The quirks of Batch Processing

August 4, 2019 in Batch Analysis, Clustering

Processing large corpora of samples is a very interesting engineering project. Once started, it never ends. There are always new files to process, there is always code to add. It’s a great way to learn about files, in general.

You typically start with a basic script that helps to recognize a file type of processed samples. A known file type helps us to easily organize files into clusters. Of course, as you look at more and more file types, you start recognizing patterns that help to add additional info. File types we once considered atomic have subtypes now, and even subcategories, or are tagged in many ways. As you progress, sooner or later you will find yourself writing a full-blown file parser and content analysis tool.

You will encounter many file types that are no longer used, or for which parsing tools only exist on a specific platform, or file types for which writing a dedicated parser would take a few months.

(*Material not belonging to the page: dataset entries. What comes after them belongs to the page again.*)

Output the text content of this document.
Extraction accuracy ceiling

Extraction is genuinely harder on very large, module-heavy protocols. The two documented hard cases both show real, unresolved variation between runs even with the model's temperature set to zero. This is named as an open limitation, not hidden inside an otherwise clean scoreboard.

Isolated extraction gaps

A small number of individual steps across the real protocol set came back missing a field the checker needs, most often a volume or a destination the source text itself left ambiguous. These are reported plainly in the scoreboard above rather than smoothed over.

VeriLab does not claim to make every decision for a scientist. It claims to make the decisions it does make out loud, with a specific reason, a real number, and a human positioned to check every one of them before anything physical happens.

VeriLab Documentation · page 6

You will start cutting corners by adapting your parser to parse an output generated by other parsers. You will add standard hashes, imphash, fuzzy hashes, you will then start applying them to different section of files. Previously ignored file sections will be researched, codified. You will scan with AV, multithread, multiOS, multihost. You will collect, correlate, enrich, present. Each file will become a graph of properties and correlations.

You parser will become a full-blown Frankenstein’s Monster.

And while I described it in a very generic way, I am going to list a couple of gotchas that you will come across coding / running this thing.

  • Beware of a system command
    • anytime you execute a separate program via any of many variations of system command you may end up executing a program that resides in a sample’s directory;
      Windows system command relies on a cmd.exe program that is often executed blindly w/o specifying a full path; if it happens that your script is operating from within a directory where there is a sample called cmd.exe, that sample will be executed!
  • Beware of the Ampersands
    • On Windows system, if a file name you are processing includes ampersands (pretty common if you wget some files when you do some web crawling), if you pass it to the shell w/o escaping the ampersands you may end up executing multiple processes you didn’t plan to. For example:
  • Timeouts
    • If you utilize external programs they will very often hang. You come back and check the progress 12h later and realize the whole process stopped waiting for that external parser to finish its work; except it just got stuck in some never-ending loop!
  • File Typing is actually very hard
    • File extension is meaningless, but may be your last resort
    • Your ZIP recognition algorithm will thank you a lot if you can pull any extra information from a zipped file
      • Is it a Java Archive?
      • Is it a Chrome Plugin?
      • Is it a backup of photos?
      • Is it a ZIP attachment (e.g. ZIPSFX)
      • Is it password protected? Do ‘default’ protection passwords work?
    • Polyglot files are a thing
    • Web files can be hard to identify as they include keywords from many other languages; plus obfuscation; parsing this thing statically is impossible w/o a headless browser tool
    • ANSI vs. Unicode vs UTF8 vs. many other character encodings
    • UUEncode vs. BASE64 vs. many other data encodings
    • Is it a plain text, binary?
    • Is it English, Russian, Greek, Chinese?
    • What does the entropy tell us? How does it change across file content?
    • Does the file refer to any files provided in the same archive? Is there any link?
    • Is it packed/protected? Can it be statically unprotected? Unpacked?
    • What does a file content tell us?
      • Strings
      • Unicode Strings
      • MBCS Strings
      • Compiler
      • Linker
      • Section table
      • Import table
      • Export Table
      • .NET Metadata
      • Is it signed?
      • Is it an installer?
      • Any appended data?
      • Can files / sections inside be extracted statically (decompressor exists) and/or dynamically (unattended or guided installation)
      • Can the installation script be reconstructed?
      • Can we extract embedded files? Bitmaps, Icons, Movies, Strings, etc.
      • Any luck with Yara sigs?
      • What about a disassembly? decompilation?
      • Any compiler-specific metadata? (e.g. in Delphi files)
    • Is it malicious?
    • Is it a quarantined file?
    • Is it corrupted?
      • Not only based on a file structure inconsistencies; you may come across binary files that have a specific file type and format, but are saved… as Unicode; it breaks the format, but if you can recognize the type of corruption you may try to undo it and parse the recovered file
    • Any anomalies observed? (e.g. high number of sections; section size longer than a file size)
    • etc.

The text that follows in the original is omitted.